Во-первых, думаю, некоторым покажется очень сомнительно, что Иван Ефремович так легко мирится всегда с женою и дочерьми, приметя их небольшие непристойности. Соглашаюсь, что тут прекрасный случай открывался мне в лице г-на Простакова наделать множество превосходных нравоучений, разругать без пощады развратность нынешних нравов, когда сыновья и дочери дерзают любить без ведома родителей, чего в старые времена – упаси, боже! и не слыхано. Правда, государи мои: это было бы очень кстати, и я сделал бы, может быть, решась на то, недурно, и именно не упустил бы того из виду, если б писал комедию или трагедию; – но как я мог решиться, описывая жизнь почтенного старца, налгать на него такую небылицу? Он сам того не делал. В нем доброта и чувствительность сердца были в таком высоком степени, что иногда подходили к детской слабости. Его один и тот же бездельник мог обмануть тысячу раз. Он замечал то, – ибо умен был от природы и довольно учен от чтения книг. На один миг рассерживался, но не более. Стоило только наморщить брови и сделать вид нуждающегося человека, Иван Ефремович невольным движением хватался за кошелек свой и отдавал, что мог, думая: «Авось человек этот на сей раз меня не обманывает!» По такому точно побуждению он думал, что довольно одного его родительского взора, а в случае большой надобности – слова или двух, чтоб дочерям своим и жене показать непристойность какого-либо поступка. Он был уверен, что они хорошо его понимали, чувствовали одно, – и совершенно успокоивался. Сверх того, Маремьяна Харитоновна довольно, кажется, сделала разительное наставление на щеках Елизаветы, такой нежной, такой чувствительной!

Другое сомнение читателя не меньше важно.
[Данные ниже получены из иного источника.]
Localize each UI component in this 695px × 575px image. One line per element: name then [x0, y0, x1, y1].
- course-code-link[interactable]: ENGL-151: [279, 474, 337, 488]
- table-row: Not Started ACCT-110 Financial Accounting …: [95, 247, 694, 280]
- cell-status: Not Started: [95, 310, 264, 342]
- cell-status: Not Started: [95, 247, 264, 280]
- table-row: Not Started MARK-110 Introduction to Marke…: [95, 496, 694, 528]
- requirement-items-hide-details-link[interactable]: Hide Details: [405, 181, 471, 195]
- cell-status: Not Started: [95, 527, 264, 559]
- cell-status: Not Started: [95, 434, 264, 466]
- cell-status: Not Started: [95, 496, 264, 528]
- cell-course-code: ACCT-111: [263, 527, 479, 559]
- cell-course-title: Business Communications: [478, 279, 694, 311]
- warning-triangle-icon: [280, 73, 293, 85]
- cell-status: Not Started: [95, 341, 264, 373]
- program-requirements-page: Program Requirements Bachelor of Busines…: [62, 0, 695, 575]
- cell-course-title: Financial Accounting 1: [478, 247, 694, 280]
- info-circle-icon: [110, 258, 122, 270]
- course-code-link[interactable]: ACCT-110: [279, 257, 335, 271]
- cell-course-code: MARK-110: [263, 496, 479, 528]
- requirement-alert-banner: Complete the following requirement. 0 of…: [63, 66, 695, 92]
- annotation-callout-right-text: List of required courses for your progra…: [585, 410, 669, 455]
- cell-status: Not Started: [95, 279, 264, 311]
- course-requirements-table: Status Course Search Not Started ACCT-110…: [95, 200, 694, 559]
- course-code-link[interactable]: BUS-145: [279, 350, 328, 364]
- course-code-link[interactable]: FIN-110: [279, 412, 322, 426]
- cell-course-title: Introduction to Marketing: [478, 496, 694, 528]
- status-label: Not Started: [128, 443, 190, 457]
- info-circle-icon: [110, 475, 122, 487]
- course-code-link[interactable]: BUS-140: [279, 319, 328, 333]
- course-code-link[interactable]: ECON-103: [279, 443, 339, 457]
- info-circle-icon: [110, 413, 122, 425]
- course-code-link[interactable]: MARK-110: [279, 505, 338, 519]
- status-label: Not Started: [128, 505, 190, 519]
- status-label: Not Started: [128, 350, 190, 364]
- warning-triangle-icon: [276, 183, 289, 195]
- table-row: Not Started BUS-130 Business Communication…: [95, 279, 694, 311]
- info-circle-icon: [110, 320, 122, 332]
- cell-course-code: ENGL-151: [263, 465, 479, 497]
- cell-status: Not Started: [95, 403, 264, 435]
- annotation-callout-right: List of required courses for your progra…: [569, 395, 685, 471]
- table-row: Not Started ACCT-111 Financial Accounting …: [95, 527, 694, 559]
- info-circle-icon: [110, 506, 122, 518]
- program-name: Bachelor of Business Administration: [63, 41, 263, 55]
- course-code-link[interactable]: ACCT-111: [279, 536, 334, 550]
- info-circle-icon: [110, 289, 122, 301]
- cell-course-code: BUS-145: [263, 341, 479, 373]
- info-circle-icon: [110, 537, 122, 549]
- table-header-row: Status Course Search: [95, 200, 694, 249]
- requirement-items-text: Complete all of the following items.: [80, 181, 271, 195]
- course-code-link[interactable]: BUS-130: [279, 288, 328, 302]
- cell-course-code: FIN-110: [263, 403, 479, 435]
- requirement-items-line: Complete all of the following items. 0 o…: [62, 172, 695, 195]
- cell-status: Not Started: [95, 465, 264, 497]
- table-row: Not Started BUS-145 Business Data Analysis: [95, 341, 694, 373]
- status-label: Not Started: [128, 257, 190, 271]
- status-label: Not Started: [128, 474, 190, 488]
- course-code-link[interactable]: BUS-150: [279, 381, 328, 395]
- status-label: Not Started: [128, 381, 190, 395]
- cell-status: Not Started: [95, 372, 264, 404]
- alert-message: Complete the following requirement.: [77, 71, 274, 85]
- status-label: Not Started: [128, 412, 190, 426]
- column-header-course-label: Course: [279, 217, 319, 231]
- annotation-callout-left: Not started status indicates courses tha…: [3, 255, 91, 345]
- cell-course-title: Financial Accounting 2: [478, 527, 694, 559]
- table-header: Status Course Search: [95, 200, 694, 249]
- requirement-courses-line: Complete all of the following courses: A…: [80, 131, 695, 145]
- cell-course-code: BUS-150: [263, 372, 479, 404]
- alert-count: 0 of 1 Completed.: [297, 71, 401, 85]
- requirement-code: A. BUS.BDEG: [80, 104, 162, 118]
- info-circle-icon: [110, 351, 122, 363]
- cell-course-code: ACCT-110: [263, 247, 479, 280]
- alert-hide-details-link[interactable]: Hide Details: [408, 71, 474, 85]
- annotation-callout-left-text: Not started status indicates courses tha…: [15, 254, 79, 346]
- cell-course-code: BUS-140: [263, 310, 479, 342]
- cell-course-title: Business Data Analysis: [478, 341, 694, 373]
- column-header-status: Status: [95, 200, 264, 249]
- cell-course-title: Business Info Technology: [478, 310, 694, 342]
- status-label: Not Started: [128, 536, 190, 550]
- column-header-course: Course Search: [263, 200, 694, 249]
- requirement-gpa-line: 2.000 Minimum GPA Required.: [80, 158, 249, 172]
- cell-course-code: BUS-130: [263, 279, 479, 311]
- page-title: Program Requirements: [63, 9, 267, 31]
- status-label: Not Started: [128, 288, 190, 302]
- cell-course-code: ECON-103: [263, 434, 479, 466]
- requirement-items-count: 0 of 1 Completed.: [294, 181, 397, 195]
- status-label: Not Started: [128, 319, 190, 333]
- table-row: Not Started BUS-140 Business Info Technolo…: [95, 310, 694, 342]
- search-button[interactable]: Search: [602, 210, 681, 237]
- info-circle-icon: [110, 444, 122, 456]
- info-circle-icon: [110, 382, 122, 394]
Все видели, что князь Гаврило Симонович родился в деревне, воспитан в самом бедном состоянии, оставил родину, правда, хотя не без денег, но тому уже прошло двадцать лет. Неужели он ото ста червонцев мог что-нибудь сохранить у себя, проживая такое долгое время без всякой посторонней помощи? Это невозможно; да и все не забыли еще, в каком виде за несколько месяцев появился он в доме господ Простаковых. Откуда ж, из каких достатков мог он дать Никандру пятьдесят червонцев? Сверх того, он сам объяснился, что не все отдал, а только поделился. Следовательно, у него должно еще остаться по крайней мере столько же.